Here, the challenge of being able to get on with the day-to-day job is still pretty much there. Yes, we just mitigated it a bit by doing a quick pre-filter, but mitigating does not mean solving. It is still very easy to get bogged down in a constant reactive cycle, where you just respond to requests rather than  generate new value.

Yet, there is one little factor though that gives IT professionals a little edge towards solving this, and distinguishes software professionals and, say, football goalkeepers. The latter do not get any pattern in how often balls come their way. It might be once every 5 minutes, a cluster of ten balls towards the end of the game, or never. With software professionals, there's always a pattern. Normally, emails and questions come mostly during the first hour of the working day, towards the end of the day, and whenever any time zones we work with kick in.
If we zoom out for a moment, we can also observe a seasonal flow: end of fiscal year tends to be way more active than mid-July.

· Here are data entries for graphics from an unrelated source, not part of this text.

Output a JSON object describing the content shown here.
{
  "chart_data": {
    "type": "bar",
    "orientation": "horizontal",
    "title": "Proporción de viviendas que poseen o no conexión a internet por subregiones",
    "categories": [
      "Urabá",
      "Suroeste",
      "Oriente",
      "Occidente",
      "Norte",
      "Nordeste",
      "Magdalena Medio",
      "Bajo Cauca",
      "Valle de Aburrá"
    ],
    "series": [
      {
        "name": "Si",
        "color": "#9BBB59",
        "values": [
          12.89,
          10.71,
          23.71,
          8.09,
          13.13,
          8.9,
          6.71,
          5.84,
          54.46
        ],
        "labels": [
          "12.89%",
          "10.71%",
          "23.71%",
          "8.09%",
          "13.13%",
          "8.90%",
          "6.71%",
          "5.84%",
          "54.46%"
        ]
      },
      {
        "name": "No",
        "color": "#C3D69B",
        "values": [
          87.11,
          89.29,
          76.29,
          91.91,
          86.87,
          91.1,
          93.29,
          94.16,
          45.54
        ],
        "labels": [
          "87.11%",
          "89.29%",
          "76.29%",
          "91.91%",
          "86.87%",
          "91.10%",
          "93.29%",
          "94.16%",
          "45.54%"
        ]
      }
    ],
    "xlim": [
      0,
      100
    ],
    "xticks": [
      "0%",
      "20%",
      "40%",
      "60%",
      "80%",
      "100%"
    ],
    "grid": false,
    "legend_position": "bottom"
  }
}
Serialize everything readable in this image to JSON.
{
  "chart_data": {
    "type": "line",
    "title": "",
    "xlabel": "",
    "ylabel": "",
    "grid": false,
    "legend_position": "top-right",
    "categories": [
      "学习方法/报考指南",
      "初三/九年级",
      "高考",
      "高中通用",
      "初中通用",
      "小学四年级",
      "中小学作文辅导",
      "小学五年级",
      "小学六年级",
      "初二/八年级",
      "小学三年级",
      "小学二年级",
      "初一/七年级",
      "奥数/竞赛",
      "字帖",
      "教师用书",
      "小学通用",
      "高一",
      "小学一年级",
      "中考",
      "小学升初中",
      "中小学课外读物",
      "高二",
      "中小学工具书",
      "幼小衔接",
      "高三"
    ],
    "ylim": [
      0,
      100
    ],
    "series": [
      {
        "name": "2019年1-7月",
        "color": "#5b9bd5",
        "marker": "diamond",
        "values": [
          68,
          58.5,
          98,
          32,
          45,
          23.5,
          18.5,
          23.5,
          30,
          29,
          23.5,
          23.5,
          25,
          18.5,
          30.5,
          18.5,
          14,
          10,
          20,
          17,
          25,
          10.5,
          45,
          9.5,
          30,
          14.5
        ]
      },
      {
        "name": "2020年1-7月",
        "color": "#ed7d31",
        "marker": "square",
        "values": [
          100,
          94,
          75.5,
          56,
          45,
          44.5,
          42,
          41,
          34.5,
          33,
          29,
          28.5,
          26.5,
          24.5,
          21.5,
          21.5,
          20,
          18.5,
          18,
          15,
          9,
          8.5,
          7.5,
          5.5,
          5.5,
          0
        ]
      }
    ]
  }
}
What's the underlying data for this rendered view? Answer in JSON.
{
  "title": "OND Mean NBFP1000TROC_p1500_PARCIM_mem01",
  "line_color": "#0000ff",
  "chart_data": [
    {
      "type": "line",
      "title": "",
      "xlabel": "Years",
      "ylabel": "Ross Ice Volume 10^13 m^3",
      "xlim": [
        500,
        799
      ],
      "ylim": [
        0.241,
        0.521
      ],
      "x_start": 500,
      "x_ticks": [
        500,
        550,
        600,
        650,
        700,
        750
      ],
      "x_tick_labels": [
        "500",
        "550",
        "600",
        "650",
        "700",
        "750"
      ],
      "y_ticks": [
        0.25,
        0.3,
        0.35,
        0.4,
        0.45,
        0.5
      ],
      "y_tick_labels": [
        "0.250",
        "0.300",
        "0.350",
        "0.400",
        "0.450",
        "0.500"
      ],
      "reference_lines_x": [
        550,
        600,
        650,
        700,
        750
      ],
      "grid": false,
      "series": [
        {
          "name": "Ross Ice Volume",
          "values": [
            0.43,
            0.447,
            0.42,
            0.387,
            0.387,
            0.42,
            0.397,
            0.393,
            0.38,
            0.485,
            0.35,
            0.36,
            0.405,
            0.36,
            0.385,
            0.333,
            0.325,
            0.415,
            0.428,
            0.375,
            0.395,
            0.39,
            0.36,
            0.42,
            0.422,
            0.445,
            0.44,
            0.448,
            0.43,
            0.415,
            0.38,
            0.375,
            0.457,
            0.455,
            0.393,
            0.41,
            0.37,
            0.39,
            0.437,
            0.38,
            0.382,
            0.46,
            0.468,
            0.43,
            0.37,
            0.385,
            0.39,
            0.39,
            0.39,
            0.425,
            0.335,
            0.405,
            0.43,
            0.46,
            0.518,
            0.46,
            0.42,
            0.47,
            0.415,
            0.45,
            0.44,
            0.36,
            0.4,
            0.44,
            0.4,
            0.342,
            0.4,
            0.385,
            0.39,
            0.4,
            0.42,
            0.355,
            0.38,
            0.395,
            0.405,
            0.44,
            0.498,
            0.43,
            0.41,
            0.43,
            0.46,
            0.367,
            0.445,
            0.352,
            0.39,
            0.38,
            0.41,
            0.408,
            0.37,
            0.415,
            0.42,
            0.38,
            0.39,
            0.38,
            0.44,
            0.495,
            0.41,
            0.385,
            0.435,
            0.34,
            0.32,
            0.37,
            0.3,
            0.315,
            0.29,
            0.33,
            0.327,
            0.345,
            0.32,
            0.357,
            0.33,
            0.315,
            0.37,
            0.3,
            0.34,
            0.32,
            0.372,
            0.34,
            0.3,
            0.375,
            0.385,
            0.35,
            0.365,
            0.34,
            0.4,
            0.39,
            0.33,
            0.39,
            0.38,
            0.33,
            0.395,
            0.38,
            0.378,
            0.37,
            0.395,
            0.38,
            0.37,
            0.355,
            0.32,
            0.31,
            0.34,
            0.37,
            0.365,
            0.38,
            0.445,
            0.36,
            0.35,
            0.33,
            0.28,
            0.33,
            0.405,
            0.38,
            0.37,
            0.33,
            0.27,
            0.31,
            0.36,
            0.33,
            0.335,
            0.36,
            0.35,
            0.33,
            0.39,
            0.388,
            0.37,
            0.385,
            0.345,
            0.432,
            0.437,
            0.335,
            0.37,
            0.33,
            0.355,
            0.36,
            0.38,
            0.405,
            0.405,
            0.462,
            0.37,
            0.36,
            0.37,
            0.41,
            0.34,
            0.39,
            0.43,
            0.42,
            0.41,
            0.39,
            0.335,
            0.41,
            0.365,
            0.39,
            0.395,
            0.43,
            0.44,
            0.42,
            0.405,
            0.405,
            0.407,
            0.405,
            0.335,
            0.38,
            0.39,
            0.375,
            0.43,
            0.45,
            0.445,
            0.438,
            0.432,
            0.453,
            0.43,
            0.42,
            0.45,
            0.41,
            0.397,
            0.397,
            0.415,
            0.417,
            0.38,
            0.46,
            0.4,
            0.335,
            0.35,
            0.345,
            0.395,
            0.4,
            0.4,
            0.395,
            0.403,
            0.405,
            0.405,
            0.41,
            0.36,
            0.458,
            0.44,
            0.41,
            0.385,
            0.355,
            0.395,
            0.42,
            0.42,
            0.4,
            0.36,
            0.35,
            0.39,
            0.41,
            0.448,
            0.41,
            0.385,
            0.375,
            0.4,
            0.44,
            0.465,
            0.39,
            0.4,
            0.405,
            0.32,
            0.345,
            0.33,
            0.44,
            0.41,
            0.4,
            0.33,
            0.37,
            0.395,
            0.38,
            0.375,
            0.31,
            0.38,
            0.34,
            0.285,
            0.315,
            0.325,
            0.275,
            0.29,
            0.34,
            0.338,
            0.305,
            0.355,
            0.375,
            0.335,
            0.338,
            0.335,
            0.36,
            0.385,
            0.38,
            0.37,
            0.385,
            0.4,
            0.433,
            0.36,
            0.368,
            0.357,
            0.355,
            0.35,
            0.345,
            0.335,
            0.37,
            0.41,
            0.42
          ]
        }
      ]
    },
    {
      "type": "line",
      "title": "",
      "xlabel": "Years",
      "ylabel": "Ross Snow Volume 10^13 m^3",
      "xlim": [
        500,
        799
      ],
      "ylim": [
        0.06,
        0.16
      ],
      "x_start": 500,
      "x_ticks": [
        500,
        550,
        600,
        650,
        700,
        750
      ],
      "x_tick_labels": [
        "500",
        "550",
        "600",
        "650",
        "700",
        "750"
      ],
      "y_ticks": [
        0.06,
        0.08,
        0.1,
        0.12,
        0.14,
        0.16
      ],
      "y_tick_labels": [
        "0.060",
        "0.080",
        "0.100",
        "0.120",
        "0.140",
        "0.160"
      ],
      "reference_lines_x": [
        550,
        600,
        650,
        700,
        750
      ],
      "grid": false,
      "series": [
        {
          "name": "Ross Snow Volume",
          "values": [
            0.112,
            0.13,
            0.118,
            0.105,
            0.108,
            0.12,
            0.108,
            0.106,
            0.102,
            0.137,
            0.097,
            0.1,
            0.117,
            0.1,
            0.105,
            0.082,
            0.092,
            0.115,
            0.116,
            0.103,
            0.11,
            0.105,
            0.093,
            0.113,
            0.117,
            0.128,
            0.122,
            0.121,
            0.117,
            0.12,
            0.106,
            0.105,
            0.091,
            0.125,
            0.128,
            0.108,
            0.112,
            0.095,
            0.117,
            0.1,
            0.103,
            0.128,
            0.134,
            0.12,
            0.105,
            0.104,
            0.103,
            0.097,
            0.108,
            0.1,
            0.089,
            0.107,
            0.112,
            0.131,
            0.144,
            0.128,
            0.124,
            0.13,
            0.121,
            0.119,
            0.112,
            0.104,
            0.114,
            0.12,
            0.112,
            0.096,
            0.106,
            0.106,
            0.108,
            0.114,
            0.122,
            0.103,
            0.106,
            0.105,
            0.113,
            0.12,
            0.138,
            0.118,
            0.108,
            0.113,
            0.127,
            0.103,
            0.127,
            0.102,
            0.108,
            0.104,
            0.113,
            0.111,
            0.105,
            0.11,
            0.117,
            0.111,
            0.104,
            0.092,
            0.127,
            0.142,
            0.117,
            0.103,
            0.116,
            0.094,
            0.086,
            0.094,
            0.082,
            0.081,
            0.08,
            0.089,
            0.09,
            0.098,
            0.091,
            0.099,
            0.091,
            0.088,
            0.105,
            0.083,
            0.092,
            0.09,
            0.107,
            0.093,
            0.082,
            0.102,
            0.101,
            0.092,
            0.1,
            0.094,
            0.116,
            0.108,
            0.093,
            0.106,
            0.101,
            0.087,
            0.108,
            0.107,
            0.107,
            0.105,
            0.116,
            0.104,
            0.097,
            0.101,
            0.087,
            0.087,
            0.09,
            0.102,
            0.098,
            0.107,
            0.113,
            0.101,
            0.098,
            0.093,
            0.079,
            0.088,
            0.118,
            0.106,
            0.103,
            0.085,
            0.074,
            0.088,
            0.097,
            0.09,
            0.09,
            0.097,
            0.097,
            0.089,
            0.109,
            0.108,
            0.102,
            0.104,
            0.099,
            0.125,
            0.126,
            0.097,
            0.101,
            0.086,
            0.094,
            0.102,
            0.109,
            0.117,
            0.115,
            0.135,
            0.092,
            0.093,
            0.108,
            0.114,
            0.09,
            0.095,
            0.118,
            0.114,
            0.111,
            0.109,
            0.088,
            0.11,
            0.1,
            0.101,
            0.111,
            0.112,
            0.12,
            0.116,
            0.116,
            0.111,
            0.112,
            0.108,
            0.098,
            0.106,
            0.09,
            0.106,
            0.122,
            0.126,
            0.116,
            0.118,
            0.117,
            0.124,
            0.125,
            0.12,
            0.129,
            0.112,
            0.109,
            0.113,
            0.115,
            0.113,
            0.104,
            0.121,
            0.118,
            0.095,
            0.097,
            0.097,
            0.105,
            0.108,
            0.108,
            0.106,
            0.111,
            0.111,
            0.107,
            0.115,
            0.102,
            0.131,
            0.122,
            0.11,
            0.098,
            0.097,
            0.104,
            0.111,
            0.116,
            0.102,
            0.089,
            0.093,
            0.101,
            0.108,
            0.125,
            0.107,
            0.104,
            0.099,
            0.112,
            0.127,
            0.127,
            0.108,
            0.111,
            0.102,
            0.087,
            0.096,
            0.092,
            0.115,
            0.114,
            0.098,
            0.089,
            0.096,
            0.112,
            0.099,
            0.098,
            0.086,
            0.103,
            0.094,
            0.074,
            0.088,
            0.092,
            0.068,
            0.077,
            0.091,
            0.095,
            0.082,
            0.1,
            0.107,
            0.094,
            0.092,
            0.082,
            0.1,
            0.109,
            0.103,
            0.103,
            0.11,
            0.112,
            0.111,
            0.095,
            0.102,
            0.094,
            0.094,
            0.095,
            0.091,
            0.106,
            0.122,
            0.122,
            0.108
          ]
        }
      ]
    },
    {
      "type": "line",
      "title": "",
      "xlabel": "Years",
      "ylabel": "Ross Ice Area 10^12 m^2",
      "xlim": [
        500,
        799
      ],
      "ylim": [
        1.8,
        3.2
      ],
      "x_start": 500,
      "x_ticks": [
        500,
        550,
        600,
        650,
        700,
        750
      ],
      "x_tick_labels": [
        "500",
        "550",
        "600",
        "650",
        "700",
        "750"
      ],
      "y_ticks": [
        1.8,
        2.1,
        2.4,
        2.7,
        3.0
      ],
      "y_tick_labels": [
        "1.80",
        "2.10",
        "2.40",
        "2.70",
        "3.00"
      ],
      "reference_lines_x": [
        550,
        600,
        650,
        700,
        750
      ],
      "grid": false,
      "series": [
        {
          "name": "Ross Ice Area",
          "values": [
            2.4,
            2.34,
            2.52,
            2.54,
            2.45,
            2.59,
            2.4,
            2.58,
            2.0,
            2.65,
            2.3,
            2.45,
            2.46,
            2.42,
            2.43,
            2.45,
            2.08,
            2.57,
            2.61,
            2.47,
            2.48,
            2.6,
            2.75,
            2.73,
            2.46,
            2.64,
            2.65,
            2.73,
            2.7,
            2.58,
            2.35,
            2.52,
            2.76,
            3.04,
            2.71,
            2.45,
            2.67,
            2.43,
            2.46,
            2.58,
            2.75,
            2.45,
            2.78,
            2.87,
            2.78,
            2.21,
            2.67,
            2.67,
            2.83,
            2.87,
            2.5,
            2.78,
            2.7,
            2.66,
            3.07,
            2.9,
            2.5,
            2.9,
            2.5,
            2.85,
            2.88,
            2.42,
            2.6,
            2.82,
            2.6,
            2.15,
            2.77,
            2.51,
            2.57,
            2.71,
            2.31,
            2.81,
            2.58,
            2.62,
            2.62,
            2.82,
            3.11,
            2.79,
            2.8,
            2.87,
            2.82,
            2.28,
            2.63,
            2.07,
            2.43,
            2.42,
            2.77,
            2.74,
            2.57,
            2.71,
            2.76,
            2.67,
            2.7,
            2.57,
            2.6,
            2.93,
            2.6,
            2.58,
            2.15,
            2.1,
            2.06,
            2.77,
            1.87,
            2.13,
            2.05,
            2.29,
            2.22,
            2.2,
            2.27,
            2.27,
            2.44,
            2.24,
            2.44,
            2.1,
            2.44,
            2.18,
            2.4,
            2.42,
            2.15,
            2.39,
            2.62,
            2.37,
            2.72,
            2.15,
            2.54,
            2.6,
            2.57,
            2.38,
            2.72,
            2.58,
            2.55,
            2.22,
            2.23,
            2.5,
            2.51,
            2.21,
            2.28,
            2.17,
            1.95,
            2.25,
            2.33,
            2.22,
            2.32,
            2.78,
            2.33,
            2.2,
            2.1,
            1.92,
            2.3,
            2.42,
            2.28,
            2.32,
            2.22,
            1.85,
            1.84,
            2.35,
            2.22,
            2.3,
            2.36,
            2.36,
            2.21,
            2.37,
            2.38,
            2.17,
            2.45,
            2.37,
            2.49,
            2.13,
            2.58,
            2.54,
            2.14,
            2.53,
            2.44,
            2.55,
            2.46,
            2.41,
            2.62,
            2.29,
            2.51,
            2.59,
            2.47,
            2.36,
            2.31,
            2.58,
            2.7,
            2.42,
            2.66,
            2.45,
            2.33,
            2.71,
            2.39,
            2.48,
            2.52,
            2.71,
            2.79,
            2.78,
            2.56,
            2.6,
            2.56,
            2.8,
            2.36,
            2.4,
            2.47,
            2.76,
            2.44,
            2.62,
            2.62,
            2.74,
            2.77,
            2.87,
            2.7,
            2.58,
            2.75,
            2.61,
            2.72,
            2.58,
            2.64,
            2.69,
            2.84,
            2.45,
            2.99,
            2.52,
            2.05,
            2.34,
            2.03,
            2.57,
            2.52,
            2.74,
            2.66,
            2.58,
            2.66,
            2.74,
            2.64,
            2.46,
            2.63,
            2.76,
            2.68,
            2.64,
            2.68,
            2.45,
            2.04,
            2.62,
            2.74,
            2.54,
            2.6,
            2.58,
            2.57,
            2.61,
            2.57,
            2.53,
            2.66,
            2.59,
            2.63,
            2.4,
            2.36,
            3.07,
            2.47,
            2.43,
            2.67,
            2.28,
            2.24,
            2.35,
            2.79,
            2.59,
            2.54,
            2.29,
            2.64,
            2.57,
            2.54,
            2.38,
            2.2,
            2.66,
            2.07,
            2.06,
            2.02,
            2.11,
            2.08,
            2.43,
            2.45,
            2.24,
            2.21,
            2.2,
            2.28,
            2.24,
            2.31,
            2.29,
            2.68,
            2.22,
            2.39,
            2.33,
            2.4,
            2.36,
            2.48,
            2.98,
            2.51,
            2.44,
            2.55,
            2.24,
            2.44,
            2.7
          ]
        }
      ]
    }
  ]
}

Understanding the organisation and its industry brings in more insight into when it's safer to plunge into long, focused, endeavours, and when it's better to deal with superficial tasks.
With all of that, I tend to pre-plan time slots which are open for involved, uninterruptible engagements; for example, it might be 10-12 AM, and 2-3 PM on a typical mid-week, mid-fiscal quarter day. Both slots avoid the time needed to answer morning and last night's questions, and also late afternoon when other time zones become active.

All that builds into day pre-planning. Before the day starts, I tend to know what meetings are scheduled, when I need to tend the goalposts (that goalkeeper analogy keeps on working!), and when I can switch into uninterruptible tasks, such as long-term planning or architecture design, without great risk of forsaking something important.


Summary


Altogether, there's no magic bullet. Yes, there's plenty of books about 7, 10, or 1024 habits of highly effective people, and no, you or me won't become highly efficient overnight by reading them, or indeed, this blog post. 
A large part of being efficient stems from good knowledge of your company, industry, people around you, and your own strength and weaknesses, including ability to organise the workday, as well as concentrate and switch from one topic to another. Moreover, time management employed by a CEO might not be right for a developer, or a mid-level manager.

As with the other posts, my goal was not to proclaim a world cure, but to share the little tips and tricks that worked for me, with the hope that they might help a few people in their careers and work/life balance.

P.S. Interestingly enough, it took over a month to write a blog on time management. That's life: it just loves irony.